Fast and Scalable Pattern Matching for Network Intrusion Detection Systems

High-speed packet content inspection and filtering devices rely on a fast multipattern matching algorithm which is used to detect predefined keywords or signatures in the packets. Multipattern matching is known to require intensive memory accesses and is often a performance bottleneck. Hence, specialized hardware-accelerated algorithms are required for line-speed packet processing. We present hardware-implementable pattern matching algorithm for content filtering applications, which is scalable in terms of speed, the number of patterns and the pattern length. Our algorithm is based on a memory efficient multihashing data structure called Bloom filter. We use embedded on-chip memory blocks in field programmable gate array/very large scale integration chips to construct Bloom filters which can suppress a large fraction of memory accesses and speed up string matching. Based on this concept, we first present a simple algorithm which can scan for several thousand short (up to 16 bytes) patterns at multigigabit per second speeds with a moderately small amount of embedded memory and a few mega bytes of external memory. Furthermore, we modify this algorithm to be able to handle arbitrarily large strings at the cost of a little more on-chip memory. We demonstrate the merit of our algorithm through theoretical analysis and simulations performed on Snorts string set

Field programmable port extender (FPX) for distributed routing and queuing

Field Programmable Gate Arrays (FPGAs) are being used to provide fast Internet Protocol (IP) packet routing and advanced queuing in a highly scalable network switch. A new module, called the Field-programmable Port Extender (FPX), is being built to augment the Washington University Gigabit Switch (WUGS) with reprogrammable logic. FPX modules reside at the edge of the WUGS switching fabric. Physically, the module is inserted between an optical line card and the WUGS gigabit switch back-plane. The hardware used for this project allows ports of the switch populated with an FPX to operate at rates up to 2.4 Gigabits/second. The aggregate throughput of the system scales with the number of switch ports. Logic on the FPX module is implemented with two FPGA devices. The first device is used to interface between the switch and the line card, while the second is used to prototype new networking functions and protocols. The logic on the second FPGA can be reprogrammed dynamically via control cells sent over the network. The flexibility of the FPX has made the card of interest for several networking applications. This year, fifty FPX hardware modules will be fabricated and distributed to researchers at eight universities around the country who are interested in experimenting with reprogrammable networks and per-flow queuing mechanisms. The FPX hardware will first be used to implement fast IP lookup algorithms and distributed input queueing.
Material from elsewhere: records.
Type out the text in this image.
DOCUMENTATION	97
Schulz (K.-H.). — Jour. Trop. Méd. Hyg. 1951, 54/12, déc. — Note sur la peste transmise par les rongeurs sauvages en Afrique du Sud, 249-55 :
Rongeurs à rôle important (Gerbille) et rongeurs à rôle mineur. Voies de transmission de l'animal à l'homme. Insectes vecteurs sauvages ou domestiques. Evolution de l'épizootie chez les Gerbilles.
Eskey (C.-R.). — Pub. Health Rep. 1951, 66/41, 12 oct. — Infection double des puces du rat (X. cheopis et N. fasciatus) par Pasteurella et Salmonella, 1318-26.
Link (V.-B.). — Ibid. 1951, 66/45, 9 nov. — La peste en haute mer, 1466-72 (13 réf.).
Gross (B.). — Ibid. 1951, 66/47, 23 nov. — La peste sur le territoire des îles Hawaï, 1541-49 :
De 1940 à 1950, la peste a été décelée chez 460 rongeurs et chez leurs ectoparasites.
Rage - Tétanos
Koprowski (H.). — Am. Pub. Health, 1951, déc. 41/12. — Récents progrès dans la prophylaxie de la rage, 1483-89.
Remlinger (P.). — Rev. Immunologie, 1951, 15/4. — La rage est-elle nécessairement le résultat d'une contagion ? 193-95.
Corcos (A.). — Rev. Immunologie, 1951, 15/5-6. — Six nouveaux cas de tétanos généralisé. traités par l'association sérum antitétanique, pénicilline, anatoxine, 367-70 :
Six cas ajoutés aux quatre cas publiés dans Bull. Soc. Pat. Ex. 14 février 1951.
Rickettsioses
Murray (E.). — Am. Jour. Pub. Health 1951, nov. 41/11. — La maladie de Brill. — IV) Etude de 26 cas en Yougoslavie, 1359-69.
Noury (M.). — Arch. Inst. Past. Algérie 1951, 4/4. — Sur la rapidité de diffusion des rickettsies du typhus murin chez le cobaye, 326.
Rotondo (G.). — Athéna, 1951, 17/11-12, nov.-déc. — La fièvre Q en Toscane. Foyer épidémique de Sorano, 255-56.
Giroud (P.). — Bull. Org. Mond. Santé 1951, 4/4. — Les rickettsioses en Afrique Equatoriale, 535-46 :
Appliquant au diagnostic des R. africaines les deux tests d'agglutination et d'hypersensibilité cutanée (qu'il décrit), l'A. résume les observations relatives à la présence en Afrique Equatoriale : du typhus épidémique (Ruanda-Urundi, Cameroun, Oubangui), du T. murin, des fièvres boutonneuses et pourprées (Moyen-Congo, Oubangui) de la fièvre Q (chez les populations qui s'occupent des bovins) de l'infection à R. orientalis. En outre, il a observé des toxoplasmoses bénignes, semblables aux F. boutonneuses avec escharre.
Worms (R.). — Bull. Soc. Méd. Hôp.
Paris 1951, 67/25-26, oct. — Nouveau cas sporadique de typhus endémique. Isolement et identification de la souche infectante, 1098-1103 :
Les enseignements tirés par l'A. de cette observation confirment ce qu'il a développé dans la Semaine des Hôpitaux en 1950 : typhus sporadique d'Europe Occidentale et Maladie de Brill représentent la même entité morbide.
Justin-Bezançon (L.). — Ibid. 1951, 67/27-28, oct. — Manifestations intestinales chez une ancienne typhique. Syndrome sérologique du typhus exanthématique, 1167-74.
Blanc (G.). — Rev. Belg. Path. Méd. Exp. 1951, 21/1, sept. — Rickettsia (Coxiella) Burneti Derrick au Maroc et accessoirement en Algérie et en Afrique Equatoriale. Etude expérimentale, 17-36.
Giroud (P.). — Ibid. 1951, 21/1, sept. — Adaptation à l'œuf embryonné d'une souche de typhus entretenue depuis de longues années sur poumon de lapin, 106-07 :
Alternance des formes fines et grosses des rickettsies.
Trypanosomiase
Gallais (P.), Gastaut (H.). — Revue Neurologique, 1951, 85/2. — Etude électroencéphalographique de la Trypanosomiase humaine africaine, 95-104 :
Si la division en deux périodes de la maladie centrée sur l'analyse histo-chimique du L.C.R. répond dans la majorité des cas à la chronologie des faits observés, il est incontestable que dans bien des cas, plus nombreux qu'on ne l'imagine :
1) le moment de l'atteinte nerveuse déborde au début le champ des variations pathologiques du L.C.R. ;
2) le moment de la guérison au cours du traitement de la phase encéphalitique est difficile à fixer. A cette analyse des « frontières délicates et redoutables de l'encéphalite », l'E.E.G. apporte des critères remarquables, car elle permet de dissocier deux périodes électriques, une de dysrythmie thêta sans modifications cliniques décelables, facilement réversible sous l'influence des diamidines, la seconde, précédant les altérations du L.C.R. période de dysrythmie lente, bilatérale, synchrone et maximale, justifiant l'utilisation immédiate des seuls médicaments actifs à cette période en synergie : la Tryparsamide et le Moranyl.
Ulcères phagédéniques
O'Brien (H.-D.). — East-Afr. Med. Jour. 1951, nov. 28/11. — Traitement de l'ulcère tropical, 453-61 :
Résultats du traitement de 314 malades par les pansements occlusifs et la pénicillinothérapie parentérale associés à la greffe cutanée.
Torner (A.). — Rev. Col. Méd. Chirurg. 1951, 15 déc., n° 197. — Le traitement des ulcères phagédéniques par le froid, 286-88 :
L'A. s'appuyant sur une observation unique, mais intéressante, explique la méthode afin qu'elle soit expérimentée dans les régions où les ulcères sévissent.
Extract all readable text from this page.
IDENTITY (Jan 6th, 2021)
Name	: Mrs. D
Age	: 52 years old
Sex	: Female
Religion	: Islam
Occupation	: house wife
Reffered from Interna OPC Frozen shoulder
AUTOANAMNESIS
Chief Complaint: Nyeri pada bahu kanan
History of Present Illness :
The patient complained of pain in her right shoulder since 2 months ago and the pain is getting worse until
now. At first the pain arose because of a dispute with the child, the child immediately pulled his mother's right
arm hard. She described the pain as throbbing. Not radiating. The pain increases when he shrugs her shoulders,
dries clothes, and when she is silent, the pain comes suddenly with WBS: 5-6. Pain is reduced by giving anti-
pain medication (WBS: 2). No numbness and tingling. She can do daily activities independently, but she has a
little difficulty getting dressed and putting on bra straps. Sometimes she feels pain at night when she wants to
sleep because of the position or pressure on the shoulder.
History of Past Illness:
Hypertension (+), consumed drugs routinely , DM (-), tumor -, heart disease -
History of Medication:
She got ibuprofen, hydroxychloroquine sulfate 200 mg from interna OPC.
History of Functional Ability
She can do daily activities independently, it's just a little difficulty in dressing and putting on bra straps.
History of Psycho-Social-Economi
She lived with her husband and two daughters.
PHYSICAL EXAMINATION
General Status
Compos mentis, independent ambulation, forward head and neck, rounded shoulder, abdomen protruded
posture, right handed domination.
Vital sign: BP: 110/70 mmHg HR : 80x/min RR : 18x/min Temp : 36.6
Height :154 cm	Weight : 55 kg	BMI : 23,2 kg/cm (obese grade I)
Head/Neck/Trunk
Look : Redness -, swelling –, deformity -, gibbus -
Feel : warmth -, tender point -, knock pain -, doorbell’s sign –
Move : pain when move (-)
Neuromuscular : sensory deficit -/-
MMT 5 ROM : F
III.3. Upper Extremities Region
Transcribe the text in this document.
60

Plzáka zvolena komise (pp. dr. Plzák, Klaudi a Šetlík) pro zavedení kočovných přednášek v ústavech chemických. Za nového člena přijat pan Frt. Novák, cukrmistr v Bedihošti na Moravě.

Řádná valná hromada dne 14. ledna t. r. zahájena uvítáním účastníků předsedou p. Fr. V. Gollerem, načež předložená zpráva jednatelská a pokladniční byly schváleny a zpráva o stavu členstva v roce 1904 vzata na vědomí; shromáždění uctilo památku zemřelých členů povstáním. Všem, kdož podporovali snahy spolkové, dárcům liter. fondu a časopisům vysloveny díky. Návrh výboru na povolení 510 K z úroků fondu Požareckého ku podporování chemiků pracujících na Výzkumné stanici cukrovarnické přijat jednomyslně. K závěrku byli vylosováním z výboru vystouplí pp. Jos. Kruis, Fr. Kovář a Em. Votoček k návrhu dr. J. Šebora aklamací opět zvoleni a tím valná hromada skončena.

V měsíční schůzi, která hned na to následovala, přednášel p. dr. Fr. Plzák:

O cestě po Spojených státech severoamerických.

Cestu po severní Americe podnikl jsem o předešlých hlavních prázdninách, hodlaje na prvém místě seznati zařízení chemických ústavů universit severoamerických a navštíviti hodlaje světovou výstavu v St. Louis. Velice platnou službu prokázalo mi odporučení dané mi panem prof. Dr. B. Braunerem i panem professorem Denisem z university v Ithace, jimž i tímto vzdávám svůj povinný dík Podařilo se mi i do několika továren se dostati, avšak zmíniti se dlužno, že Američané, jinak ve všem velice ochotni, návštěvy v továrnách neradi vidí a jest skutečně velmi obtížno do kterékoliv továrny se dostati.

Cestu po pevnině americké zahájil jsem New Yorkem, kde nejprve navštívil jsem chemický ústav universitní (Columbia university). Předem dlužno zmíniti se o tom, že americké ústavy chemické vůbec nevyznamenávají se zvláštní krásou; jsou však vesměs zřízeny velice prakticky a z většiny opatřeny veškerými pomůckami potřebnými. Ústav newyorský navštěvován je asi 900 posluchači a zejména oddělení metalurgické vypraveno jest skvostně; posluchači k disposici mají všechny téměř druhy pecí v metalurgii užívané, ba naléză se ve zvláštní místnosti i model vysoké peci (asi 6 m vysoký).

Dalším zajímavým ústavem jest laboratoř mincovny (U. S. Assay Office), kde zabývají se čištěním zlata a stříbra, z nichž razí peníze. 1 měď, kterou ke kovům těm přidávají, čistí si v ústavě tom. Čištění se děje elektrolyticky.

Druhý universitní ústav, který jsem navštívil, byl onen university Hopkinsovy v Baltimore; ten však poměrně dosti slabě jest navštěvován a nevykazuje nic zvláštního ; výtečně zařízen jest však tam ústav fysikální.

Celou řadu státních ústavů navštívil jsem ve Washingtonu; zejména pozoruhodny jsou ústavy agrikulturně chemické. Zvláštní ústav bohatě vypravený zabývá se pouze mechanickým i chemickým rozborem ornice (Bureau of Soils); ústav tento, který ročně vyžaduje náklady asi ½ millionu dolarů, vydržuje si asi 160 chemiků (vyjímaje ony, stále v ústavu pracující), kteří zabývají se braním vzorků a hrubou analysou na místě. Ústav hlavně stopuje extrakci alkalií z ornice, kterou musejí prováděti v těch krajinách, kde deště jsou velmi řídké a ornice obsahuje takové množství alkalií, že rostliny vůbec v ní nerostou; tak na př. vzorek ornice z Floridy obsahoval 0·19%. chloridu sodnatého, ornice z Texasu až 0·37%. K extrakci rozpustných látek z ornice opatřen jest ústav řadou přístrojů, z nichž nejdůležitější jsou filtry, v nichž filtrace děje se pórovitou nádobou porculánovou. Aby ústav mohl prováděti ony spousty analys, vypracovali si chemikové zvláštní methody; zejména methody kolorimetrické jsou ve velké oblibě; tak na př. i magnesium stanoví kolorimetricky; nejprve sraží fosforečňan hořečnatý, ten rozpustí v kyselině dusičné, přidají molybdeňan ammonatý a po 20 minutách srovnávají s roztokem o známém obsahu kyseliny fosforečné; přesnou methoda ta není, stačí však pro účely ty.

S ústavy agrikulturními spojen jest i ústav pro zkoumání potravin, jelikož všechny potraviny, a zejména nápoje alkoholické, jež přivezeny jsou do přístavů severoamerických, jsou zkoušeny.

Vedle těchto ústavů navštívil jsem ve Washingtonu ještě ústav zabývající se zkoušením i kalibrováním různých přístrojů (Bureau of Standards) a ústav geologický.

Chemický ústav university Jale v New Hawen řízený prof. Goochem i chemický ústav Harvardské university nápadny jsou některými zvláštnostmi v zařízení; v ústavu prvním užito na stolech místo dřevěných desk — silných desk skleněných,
Dynamic hardware plugins in an FPGA with partial run-time reconfiguration

Tools and a design methodology have been developed to support partial run-time reconfiguration of FPGA logic on the Field Programmable Port Extender. High-speed Internet packet processing circuits on this platform are implemented as Dynamic Hardware Plugin (DHP) modules that fit within a specific region of an FPGA device. The PARBIT tool has been developed to transform and restructure bitfiles created by standard computer aided design tools into partial bitsteams that program DHPs. The methodology allows the platform to hot-swap application-specific DHP modules without disturbing the operation of the rest of the system.

Dynamic hardware plugins (DHP): exploiting reconfigurable hardware for high-performance programmable routers

This paper presents the dynamic hardware plugins (DHP) architecture for implementing multiple networking applications in hardware at programmable routers. By enabling multiple applications to be dynamically loaded into a single hardware device, the DHP architecture provides a scalable mechanism for implementing high-performance programmable routers. The DHP architecture is presented within the context of a programmable router architecture which processes flows in both software and hardware. Possible implementations are described as well as the prototype testbed at Washington University in Saint Louis.